Ketiga, lebih dari itu lagi muncul tahap online shopping berikutnya: live commerce, di tahun 2010. Ini era ketika video streaming meluas. Melalui live commerse, interaksi antara penjual dan pembeli menjadi lebih hidup, personal, layaknya seperti pertemuan di darat.
Tak hanya TikTok yang mencapai dan menggabungkan ketiganya, tapi juga Instagram dan Facebook. Terdapat pula yang non- media sosial seperti Shopee dan Lazada.
TikTok Shop memang bisa mencapai penjualan yang lebih meledak walaupun ia datang belakangan. Di tahuh 2022, TikTok Shop di tingkat dunia sudah menghasilkan 375,5 trilyun rupiah. Di Indonesia, ia sudah meraih penjualan 228 milyar rupiah.
Pengguna TikTok di Indonesia pun juga nomor 2 terbanyak di dunia. Dari sisi daya tarik penjualan, kini TikTok Shop sudah mengalahkan shopee, dan Instagram, Facebook dan lazada. TikTok Shop juga sudah membuat Tanah Abang sepi.
Mengapa TikTok Shop bisa sehebat itu? Sihirnya adalah: Harga Lebih Murah! Itulah hukum besi ekonomi. Siapapun yang bisa menawarkan harga lebih murah akan menjadi raja!
Masalahnya: How? Bagaimana Tik Tok Shop bisa menjual lebih murah dibandingkan pihak lain?
Ini rahasianya. Pertama, itu karena pemilik Tik Tok yaitu Byte dance di Beijing mempunyai algoritma trend barang yang laku. Data ini memberikan mereka informasi untuk produksi massal barang sejenis secara lebih murah.
Semakin banyak sebuah barang diproduksi masal, lebih murah biaya barang itu. Ini juga hukum besi ekonomi.
TikTok Shop juga banyak mengambil barang-barang dari Cina, yang bahan baku, serta upah buruh jauh lebih murah.
Dan TikTok Shop pun sedang membentuk brand, sehingga mereka bersedia bakar uang. Mereka menyediakan fitur ongkos kirim gratis.
Kombinasi tiga hal ini yang membuat mereka bisa menawarkan barang lebih murah (Algoritma, Biaya Produksi, Bakar Uang).
Lalu bagaimana seharusnya pemerintah menghadapi serbuan TikTok Shop? Jangan melarang keberanian dan kemampuan sebuah usaha yang menawarkan barang lebih murah. Publik luas diuntungkan oleh harga lebih murah.

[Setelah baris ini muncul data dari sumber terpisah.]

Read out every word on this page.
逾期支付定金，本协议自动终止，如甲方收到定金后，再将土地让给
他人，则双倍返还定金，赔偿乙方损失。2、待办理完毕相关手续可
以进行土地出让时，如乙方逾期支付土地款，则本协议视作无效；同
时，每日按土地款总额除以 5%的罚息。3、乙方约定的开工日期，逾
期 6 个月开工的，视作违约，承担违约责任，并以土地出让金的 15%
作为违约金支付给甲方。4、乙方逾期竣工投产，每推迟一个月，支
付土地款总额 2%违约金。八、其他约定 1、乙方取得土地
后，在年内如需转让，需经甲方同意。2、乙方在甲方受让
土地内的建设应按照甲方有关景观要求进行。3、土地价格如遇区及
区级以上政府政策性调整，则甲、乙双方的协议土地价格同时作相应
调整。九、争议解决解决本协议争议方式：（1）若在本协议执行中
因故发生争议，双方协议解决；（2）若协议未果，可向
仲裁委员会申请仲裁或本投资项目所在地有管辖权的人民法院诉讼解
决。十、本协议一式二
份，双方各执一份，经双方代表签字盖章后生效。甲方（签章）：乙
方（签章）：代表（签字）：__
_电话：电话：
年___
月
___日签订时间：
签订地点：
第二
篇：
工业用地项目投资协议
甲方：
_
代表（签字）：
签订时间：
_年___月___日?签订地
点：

Tapi pemerintah di sisi lain, bisa melindungi UKM dengan mrmbuat UKM mampu bersaing. Pemerintah dapat memulai paket usaha itu dengan PAJAK!
Cari cara agar pemerintah bisa menerapkan pajak, memperoleh penghasilan dari pajak atas TikTokShop dan usaha sejenis.

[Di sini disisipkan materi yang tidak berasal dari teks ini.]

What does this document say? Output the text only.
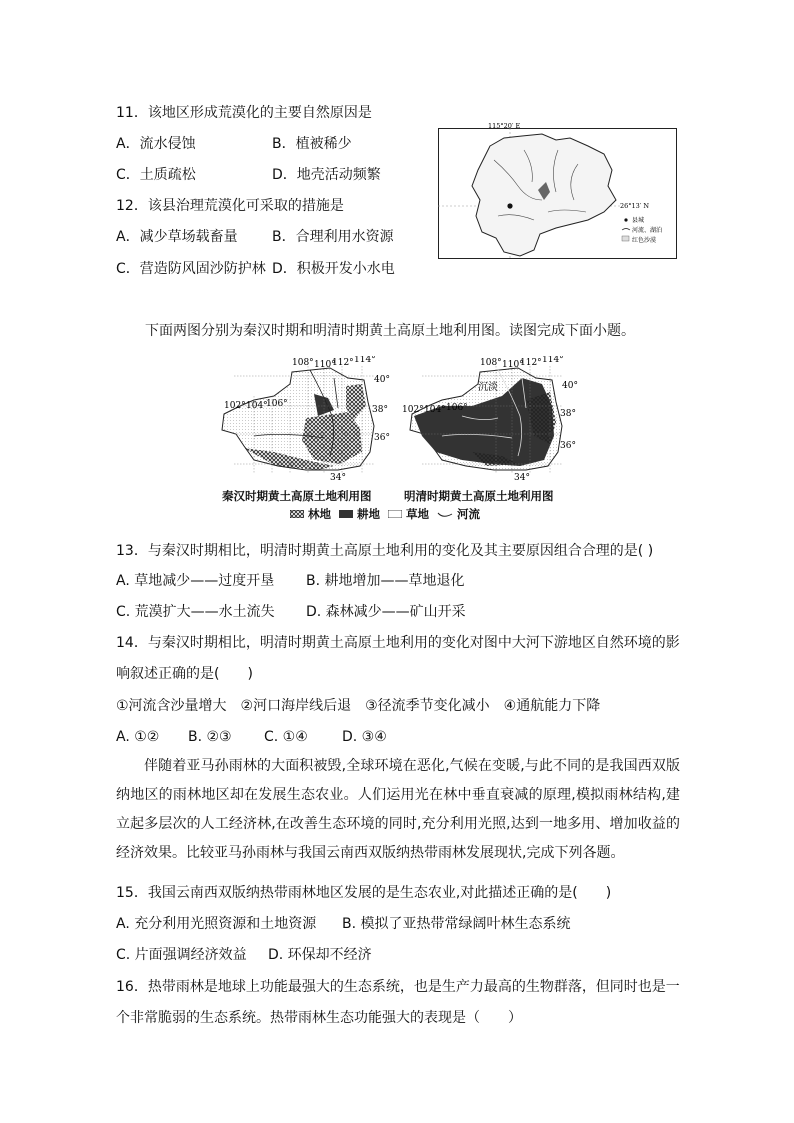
11．该地区形成荒漠化的主要自然原因是
A．流水侵蚀	B．植被稀少
C．土质疏松	D．地壳活动频繁
12．该县治理荒漠化可采取的措施是
A．减少草场载畜量 B．合理利用水资源
C．营造防风固沙防护林 D．积极开发小水电
115°20′ E
26°13′ N
县城
河流、湖泊
红色沙漠
下面两图分别为秦汉时期和明清时期黄土高原土地利用图。读图完成下面小题。
108° 110°
112° 114°
102° 104°
106°
40°
38°
36°
34°
沉淡
108° 110°
112° 114°
102° 104° 106°
40°
38°
36°
34°
秦汉时期黄土高原土地利用图	明清时期黄土高原土地利用图
林地 耕地 草地 河流
13．与秦汉时期相比，明清时期黄土高原土地利用的变化及其主要原因组合合理的是( )
A. 草地减少——过度开垦 B. 耕地增加——草地退化
C. 荒漠扩大——水土流失 D. 森林减少——矿山开采
14．与秦汉时期相比，明清时期黄土高原土地利用的变化对图中大河下游地区自然环境的影
响叙述正确的是(　　)
①河流含沙量增大　②河口海岸线后退　③径流季节变化减小　④通航能力下降
A. ①② B. ②③ C. ①④ D. ③④
伴随着亚马孙雨林的大面积被毁,全球环境在恶化,气候在变暖,与此不同的是我国西双版纳地区的雨林地区却在发展生态农业。人们运用光在林中垂直衰减的原理,模拟雨林结构,建立起多层次的人工经济林,在改善生态环境的同时,充分利用光照,达到一地多用、增加收益的经济效果。比较亚马孙雨林与我国云南西双版纳热带雨林发展现状,完成下列各题。
15．我国云南西双版纳热带雨林地区发展的是生态农业,对此描述正确的是(　　)
A. 充分利用光照资源和土地资源 B. 模拟了亚热带常绿阔叶林生态系统
C. 片面强调经济效益 D. 环保却不经济
16．热带雨林是地球上功能最强大的生态系统，也是生产力最高的生物群落，但同时也是一
个非常脆弱的生态系统。热带雨林生态功能强大的表现是（　　）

Hasil dari pajak oleh pemerintah dapat digunakan untuk membuat UKM lebih bersaing.
Misalnya pemerintah memberikan insentif kepada UKM, agar UKM punya akses ke dana, atau mendapatkan subsidi, dan pelatihan.

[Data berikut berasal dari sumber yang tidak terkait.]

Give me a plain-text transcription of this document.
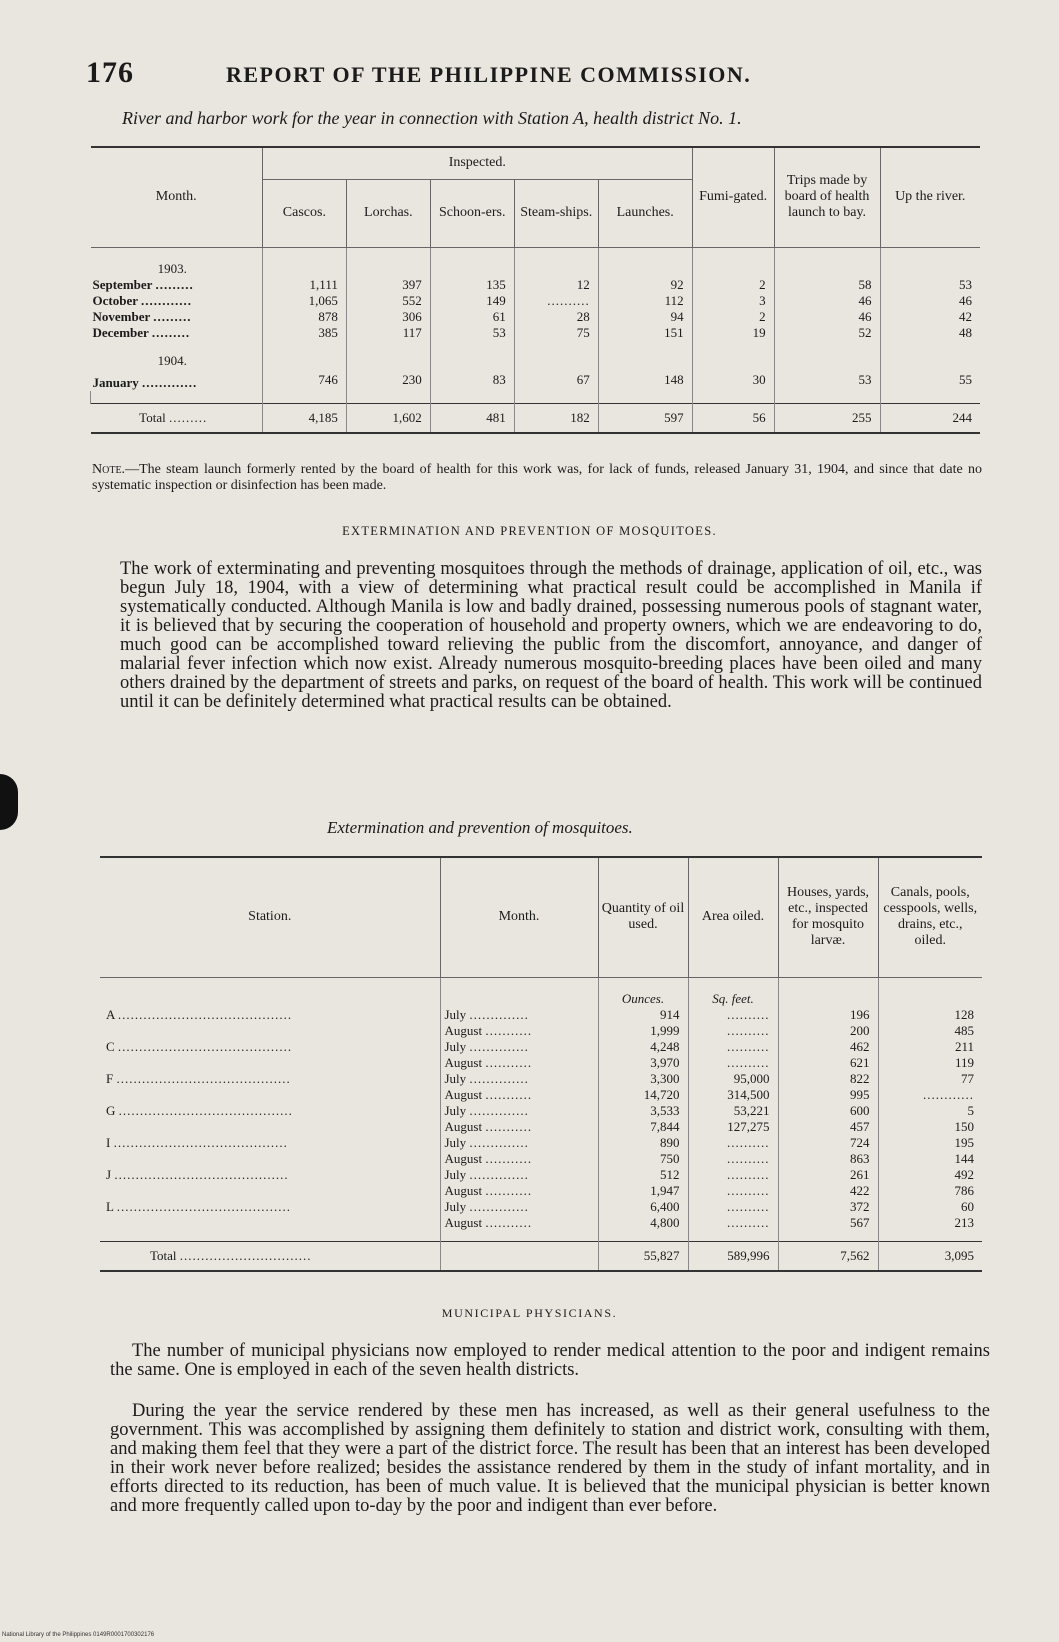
176	REPORT OF THE PHILIPPINE COMMISSION.
River and harbor work for the year in connection with Station A, health district No. 1.
Month.	Inspected.					Fumi-gated.	Trips made by board of health launch to bay.	Up the river.
	Cascos.	Lorchas.	Schoon-ers.	Steam-ships.	Launches.			
1903.								
September .........	1,111	397	135	12	92	2	58	53
October ............	1,065	552	149	..........	112	3	46	46
November .........	878	306	61	28	94	2	46	42
December .........	385	117	53	75	151	19	52	48
1904.								
January .............	746	230	83	67	148	30	53	55

Total .........	4,185	1,602	481	182	597	56	255	244
Note.—The steam launch formerly rented by the board of health for this work was, for lack of funds, released January 31, 1904, and since that date no systematic inspection or disinfection has been made.
EXTERMINATION AND PREVENTION OF MOSQUITOES.
The work of exterminating and preventing mosquitoes through the methods of drainage, application of oil, etc., was begun July 18, 1904, with a view of determining what practical result could be accomplished in Manila if systematically conducted. Although Manila is low and badly drained, possessing numerous pools of stagnant water, it is believed that by securing the cooperation of household and property owners, which we are endeavoring to do, much good can be accomplished toward relieving the public from the discomfort, annoyance, and danger of malarial fever infection which now exist. Already numerous mosquito-breeding places have been oiled and many others drained by the department of streets and parks, on request of the board of health. This work will be continued until it can be definitely determined what practical results can be obtained.
Extermination and prevention of mosquitoes.
Station.	Month.	Quantity of oil used.	Area oiled.	Houses, yards, etc., inspected for mosquito larvæ.	Canals, pools, cesspools, wells, drains, etc., oiled.
		Ounces.	Sq. feet.		
A .........................................	July ..............	914	..........	196	128
	August ...........	1,999	..........	200	485
C .........................................	July ..............	4,248	..........	462	211
	August ...........	3,970	..........	621	119
F .........................................	July ..............	3,300	95,000	822	77
	August ...........	14,720	314,500	995	............
G .........................................	July ..............	3,533	53,221	600	5
	August ...........	7,844	127,275	457	150
I .........................................	July ..............	890	..........	724	195
	August ...........	750	..........	863	144
J .........................................	July ..............	512	..........	261	492
	August ...........	1,947	..........	422	786
L .........................................	July ..............	6,400	..........	372	60
	August ...........	4,800	..........	567	213

Total ...............................		55,827	589,996	7,562	3,095
MUNICIPAL PHYSICIANS.
The number of municipal physicians now employed to render medical attention to the poor and indigent remains the same. One is employed in each of the seven health districts.
During the year the service rendered by these men has increased, as well as their general usefulness to the government. This was accomplished by assigning them definitely to station and district work, consulting with them, and making them feel that they were a part of the district force. The result has been that an interest has been developed in their work never before realized; besides the assistance rendered by them in the study of infant mortality, and in efforts directed to its reduction, has been of much value. It is believed that the municipal physician is better known and more frequently called upon to-day by the poor and indigent than ever before.
National Library of the Philippines 0149R0001700302176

UKM dapat pula diberikan wawasan entrepreneurship agar mereka bisa melakukan diferensiasi, membuat produk yang lebih unik dan berkualitas.
Pemerintah juga bisa meningkatkan literasi digital kepada UKM, dan kampanye agar publik Indonesia lebih cinta produk dalam negeri.
Daripada ambil
sikap serba mudah dan gampang tapi buruk: Melarang!, ada pilihan pemerintah untuk lebih kreatif.
Yaitu pilihan kebijakan yang tidak melarang inovasi teknologi, dan melawan trend zaman, bahwa tak hanya e-commerse sudah kawin dengan media sosial, namun sudah diperkaya pula oleh live commerse.***
**Transkripsi yang diedit dari video EKPRESI DATA Denny JA (25/9/2023)
**Dibolehkan mengutip dan menyebarkan tulisan/video di atas.